A few years ago, we vacationed in Idaho and were stunned by its beauty, especially the Sawtooth Range. We spent a few nights in the little town of Stanley for some day hikes and I kicked myself for not bringing my fly rod when I caught sight of the Salmon River. This issue’s cover story, about a hunt in those gorgeous mountains, has put the destination back at the top of the list for me—and I suspect it will for you, too, regardless of whether or not you hunt.
We also have a story about the lure of fishing, some great training tips for your pack llamas, advice on how to avoid losing your goats, a knot style everyone should know, camping gear recommendations for quadriplegics, and much, much more.
The stories in Pack Animal appeal to a wide variety of outdoorspeople, but it’s only a small part of what’s happening outside your front door. Although many of us retreat into nature in part to find solitude, our shared love of being out there binds us together and builds community. Social media (Instagram, Facebook, etc.) is a great tool for this, and it’s also a great way to become more familiar with a wide variety of people doing a wide variety of things in the great outdoors and to celebrate all of it. Not overly familiar with people of color (POC) in the outdoors arena? Follow Outdoor Afro or Melanin Base Camp or Native Womens Wilderness. Know nothing about gender identity and sexual orientation beyond your own? Follow Queer Nature or QPOC Hikers. Think you have to be a size zero or clock twenty miles a day to be an outdoorsperson? Try following Fat Girls Hiking or Hike It Baby or Unlikely Hikers.

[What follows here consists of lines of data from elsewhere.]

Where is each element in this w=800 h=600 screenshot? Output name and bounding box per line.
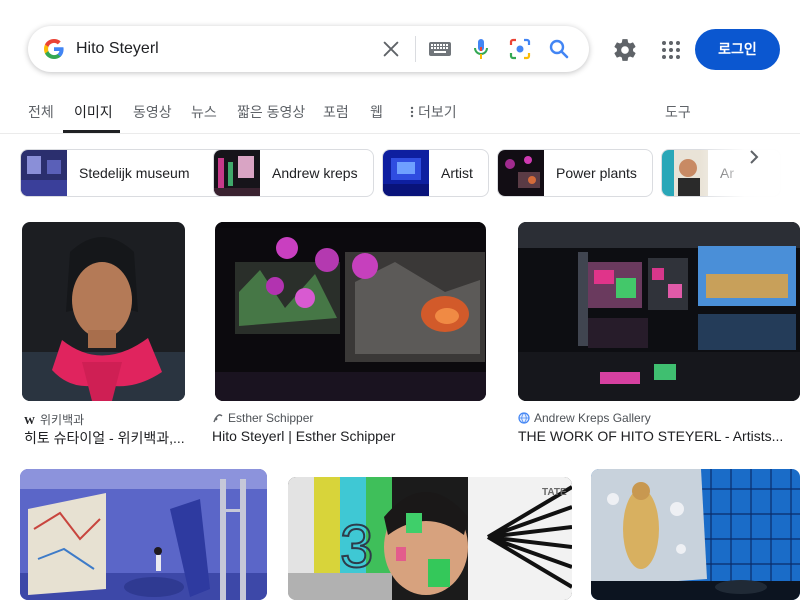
result-title[interactable]: Hito Steyerl | Esther Schipper (212, 428, 487, 444)
result-source: Andrew Kreps Gallery (518, 411, 651, 425)
chip-thumbnail (498, 150, 544, 196)
tab-images[interactable]: 이미지 (74, 102, 113, 122)
result-image-blue-room[interactable] (20, 469, 267, 600)
tab-tools[interactable]: 도구 (665, 102, 691, 122)
chip-andrew-kreps[interactable]: Andrew kreps (213, 149, 374, 197)
chip-thumbnail (21, 150, 67, 196)
result-image-grid-projection[interactable] (591, 469, 800, 600)
result-source: W 위키백과 (24, 411, 84, 428)
chip-label: Andrew kreps (272, 165, 358, 181)
lens-icon[interactable] (508, 37, 532, 61)
result-image-gallery[interactable] (518, 222, 800, 401)
tate-watermark: TATE (542, 487, 567, 498)
apps-icon[interactable] (659, 38, 683, 62)
tab-videos[interactable]: 동영상 (133, 102, 172, 122)
tab-forums[interactable]: 포럼 (323, 102, 349, 122)
gear-icon[interactable] (612, 37, 638, 63)
tab-web[interactable]: 웹 (370, 102, 383, 122)
search-tabs: 전체 이미지 동영상 뉴스 짧은 동영상 포럼 웹 더보기 도구 (0, 92, 800, 134)
result-image-portrait[interactable] (22, 222, 185, 401)
search-icon[interactable] (547, 37, 571, 61)
chip-thumbnail (383, 150, 429, 196)
result-source-label: Andrew Kreps Gallery (534, 411, 651, 425)
tab-more[interactable]: 더보기 (410, 102, 457, 122)
google-g-icon (44, 39, 64, 59)
chip-power-plants[interactable]: Power plants (497, 149, 653, 197)
result-title[interactable]: THE WORK OF HITO STEYERL - Artists... (518, 428, 796, 444)
tab-all[interactable]: 전체 (28, 102, 54, 122)
tab-short-videos[interactable]: 짧은 동영상 (237, 102, 305, 122)
tab-news[interactable]: 뉴스 (191, 102, 217, 122)
chip-stedelijk-museum[interactable]: Stedelijk museum (20, 149, 233, 197)
search-box[interactable] (28, 26, 589, 72)
svg-text:W: W (24, 415, 35, 426)
result-source: Esther Schipper (212, 411, 313, 425)
chip-artist[interactable]: Artist (382, 149, 489, 197)
result-image-test-card[interactable]: 3 TATE (288, 477, 572, 600)
globe-icon (518, 412, 530, 424)
result-source-label: 위키백과 (40, 413, 85, 427)
login-button[interactable]: 로그인 (695, 29, 780, 70)
result-image-installation-purple[interactable] (215, 222, 486, 401)
tab-more-label: 더보기 (418, 104, 457, 120)
mic-icon[interactable] (469, 37, 493, 61)
chip-label: Power plants (556, 165, 637, 181)
svg-text:3: 3 (340, 513, 373, 580)
site-icon (213, 414, 223, 423)
chip-thumbnail (214, 150, 260, 196)
more-vert-icon (410, 106, 414, 118)
clear-icon[interactable] (380, 38, 402, 60)
result-title[interactable]: 히토 슈타이얼 - 위키백과,... (24, 428, 186, 448)
chip-label: Stedelijk museum (79, 165, 190, 181)
result-source-label: Esther Schipper (228, 411, 314, 425)
active-tab-indicator (63, 130, 120, 133)
keyboard-icon[interactable] (428, 40, 452, 58)
search-input[interactable] (76, 37, 366, 61)
search-divider (415, 36, 416, 62)
wikipedia-w-icon: W (24, 415, 35, 426)
chip-label: Artist (441, 165, 473, 181)
chevron-right-icon[interactable] (742, 145, 766, 169)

No one’s an expert in everything, and there is a lot to be learned by listening to other people and giving some thought to their stories. And if there’s something you’re passionate about? Consider finding your voice online and sharing it with others, because the next-best thing to being outside is talking about being outside with people who love it just as much as you do!
I would be remiss if I didn’t encourage you to also share your stories here, in the pages of Pack Animal. Interested in joining our ranks? Drop me a line at email@example.com and let me know what you’re thinking!
If you need a bit more structure and guidance, consider writing 500 words for a column that will launch in the summer issue: Wilderness Wisdom. Can you tell us how to find water or build a survival snow cave or avoid getting lost? Have tips on mitigating altitude sickness or heatstroke or the onset of hypothermia? Personally, I’d like advice on how to get kids to walk further than 50 feet before stopping to look at a bug for ten minutes, but I’m open to whatever you’ve got!
In the meantime, enjoy the polar vortex and, if we’re lucky, the heaps and heaps of snow that come with it!